Ajaran menyimpang berkedok pengajian

Senin, 2 Juli 2018 07:00

Tolak radikalisme. ©2018 Merdeka.com/liputan6.com

Merdeka.com - Ajakan salat lima waktu selalu ditolak. Azis merasa itu bukan kewajiban sebagai seorang muslim. Percaya dengan keyakinannya. Apalagi setelah gabung menjadi bagian Negara Islam Indonesia (NII). Ajaran itu sangat kuat. Semua anggota kelompoknya tunduk. Menjalani pelbagai perintah lainnya.

"Pokoknya setelah itu saya sama sekali enggak pernah solat lagi," cerita Azis kepada merdeka.com Jumat pekan lalu. Menolak salat itu semenjak resmi berbaiat dengan NII.

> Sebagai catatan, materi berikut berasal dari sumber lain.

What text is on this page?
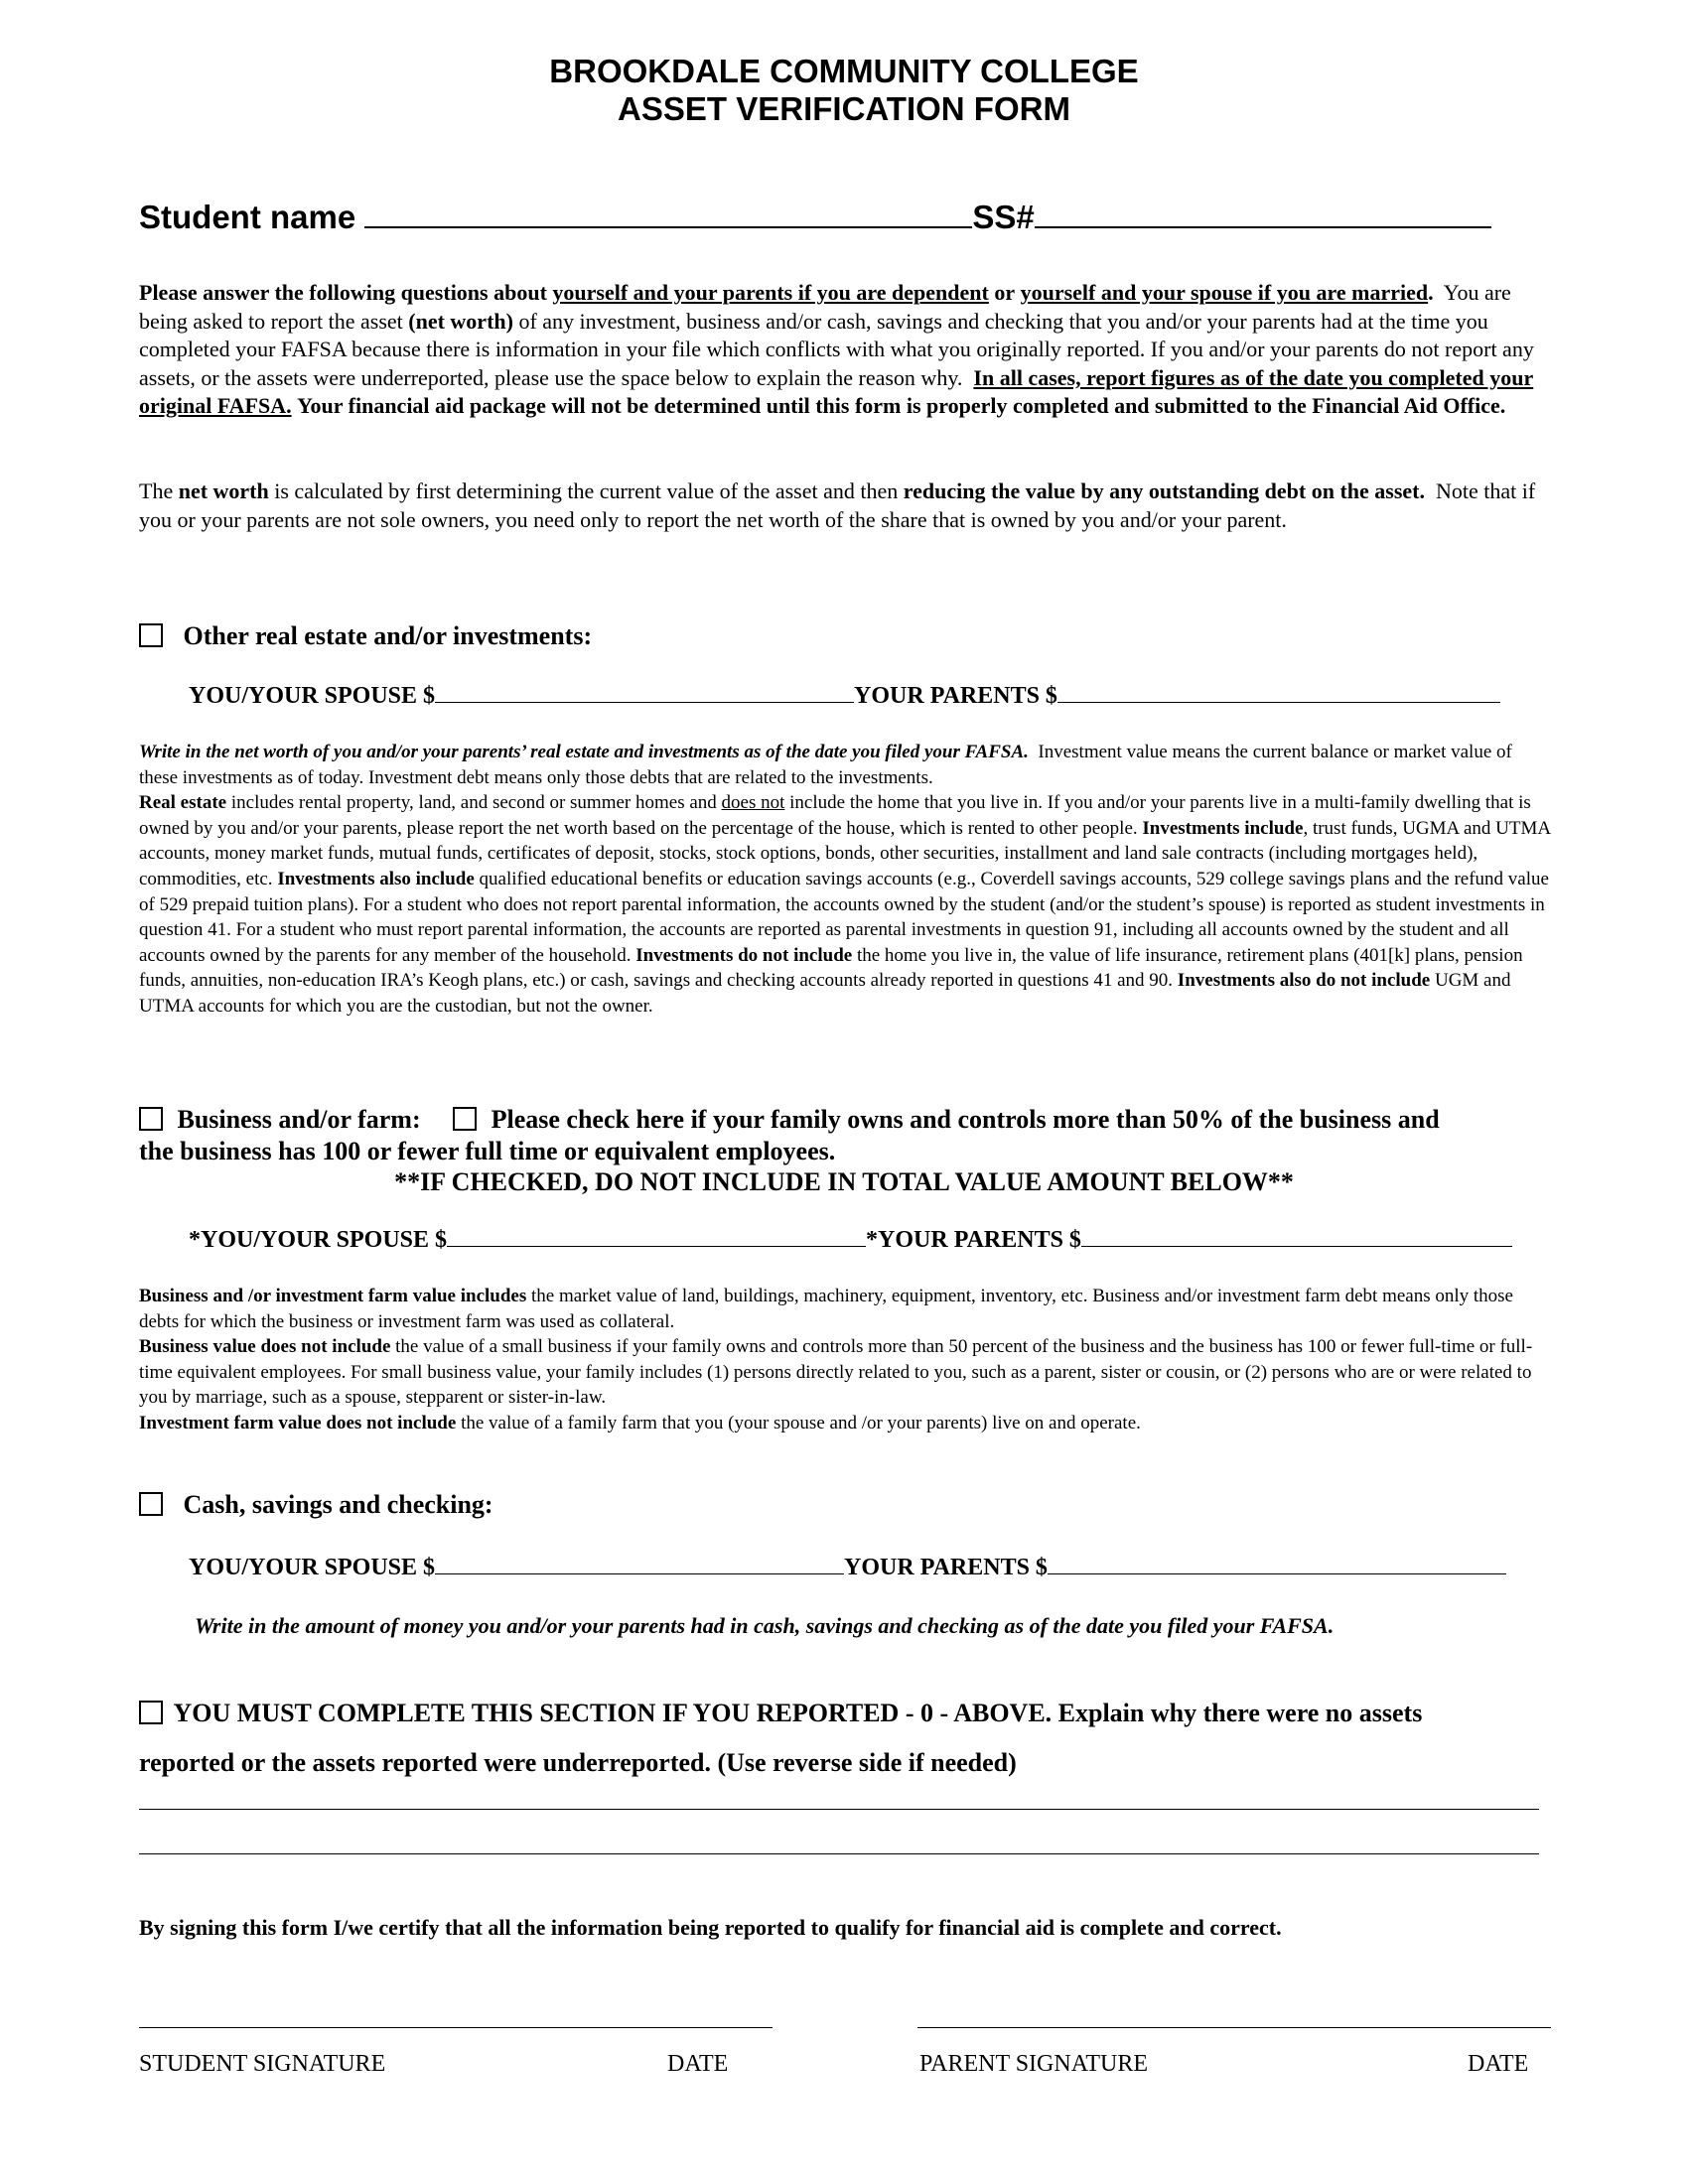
BROOKDALE COMMUNITY COLLEGE
ASSET VERIFICATION FORM
Student name	SS#
Please answer the following questions about yourself and your parents if you are dependent or yourself and your spouse if you are married. You are being asked to report the asset (net worth) of any investment, business and/or cash, savings and checking that you and/or your parents had at the time you completed your FAFSA because there is information in your file which conflicts with what you originally reported. If you and/or your parents do not report any assets, or the assets were underreported, please use the space below to explain the reason why. In all cases, report figures as of the date you completed your original FAFSA. Your financial aid package will not be determined until this form is properly completed and submitted to the Financial Aid Office.
The net worth is calculated by first determining the current value of the asset and then reducing the value by any outstanding debt on the asset. Note that if you or your parents are not sole owners, you need only to report the net worth of the share that is owned by you and/or your parent.
Other real estate and/or investments:
YOU/YOUR SPOUSE $	YOUR PARENTS $
Write in the net worth of you and/or your parents’ real estate and investments as of the date you filed your FAFSA. Investment value means the current balance or market value of these investments as of today. Investment debt means only those debts that are related to the investments.
Real estate includes rental property, land, and second or summer homes and does not include the home that you live in. If you and/or your parents live in a multi-family dwelling that is owned by you and/or your parents, please report the net worth based on the percentage of the house, which is rented to other people. Investments include, trust funds, UGMA and UTMA accounts, money market funds, mutual funds, certificates of deposit, stocks, stock options, bonds, other securities, installment and land sale contracts (including mortgages held), commodities, etc. Investments also include qualified educational benefits or education savings accounts (e.g., Coverdell savings accounts, 529 college savings plans and the refund value of 529 prepaid tuition plans). For a student who does not report parental information, the accounts owned by the student (and/or the student’s spouse) is reported as student investments in question 41. For a student who must report parental information, the accounts are reported as parental investments in question 91, including all accounts owned by the student and all accounts owned by the parents for any member of the household. Investments do not include the home you live in, the value of life insurance, retirement plans (401[k] plans, pension funds, annuities, non-education IRA’s Keogh plans, etc.) or cash, savings and checking accounts already reported in questions 41 and 90. Investments also do not include UGM and UTMA accounts for which you are the custodian, but not the owner.
Business and/or farm:	Please check here if your family owns and controls more than 50% of the business and
the business has 100 or fewer full time or equivalent employees.
**IF CHECKED, DO NOT INCLUDE IN TOTAL VALUE AMOUNT BELOW**
*YOU/YOUR SPOUSE $	*YOUR PARENTS $
Business and /or investment farm value includes the market value of land, buildings, machinery, equipment, inventory, etc. Business and/or investment farm debt means only those debts for which the business or investment farm was used as collateral.
Business value does not include the value of a small business if your family owns and controls more than 50 percent of the business and the business has 100 or fewer full-time or full-time equivalent employees. For small business value, your family includes (1) persons directly related to you, such as a parent, sister or cousin, or (2) persons who are or were related to you by marriage, such as a spouse, stepparent or sister-in-law.
Investment farm value does not include the value of a family farm that you (your spouse and /or your parents) live on and operate.
Cash, savings and checking:
YOU/YOUR SPOUSE $	YOUR PARENTS $
Write in the amount of money you and/or your parents had in cash, savings and checking as of the date you filed your FAFSA.
YOU MUST COMPLETE THIS SECTION IF YOU REPORTED - 0 - ABOVE. Explain why there were no assets
reported or the assets reported were underreported. (Use reverse side if needed)
By signing this form I/we certify that all the information being reported to qualify for financial aid is complete and correct.
STUDENT SIGNATURE	DATE	PARENT SIGNATURE	DATE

Bukan impian Azis bergabung dalam kelompok dicap radikal ini. Mantan mahasiswa di sebuah kampus Islam negeri di bilangan Ciputat ini, akhirnya terjebak. Masuk dalam kelompok dengan status sebagai seorang mahasiswa. Masih muda. Dengan segudang pemikiran dari bangku kuliahan.

Tepatnya bulan Mei tahun 2012. Azis ingat betul pertemuannya dengan Suyono anggota kelompok NII di masjid kampus. Bukan untuk bergabung menjadi bagian NII. Melainkan hanya untuk mendapatkan referensi bahan diskusi di BEM Fakultasnya. Sebab dia merasa kurang puas dari berbagai buku telah dibaca.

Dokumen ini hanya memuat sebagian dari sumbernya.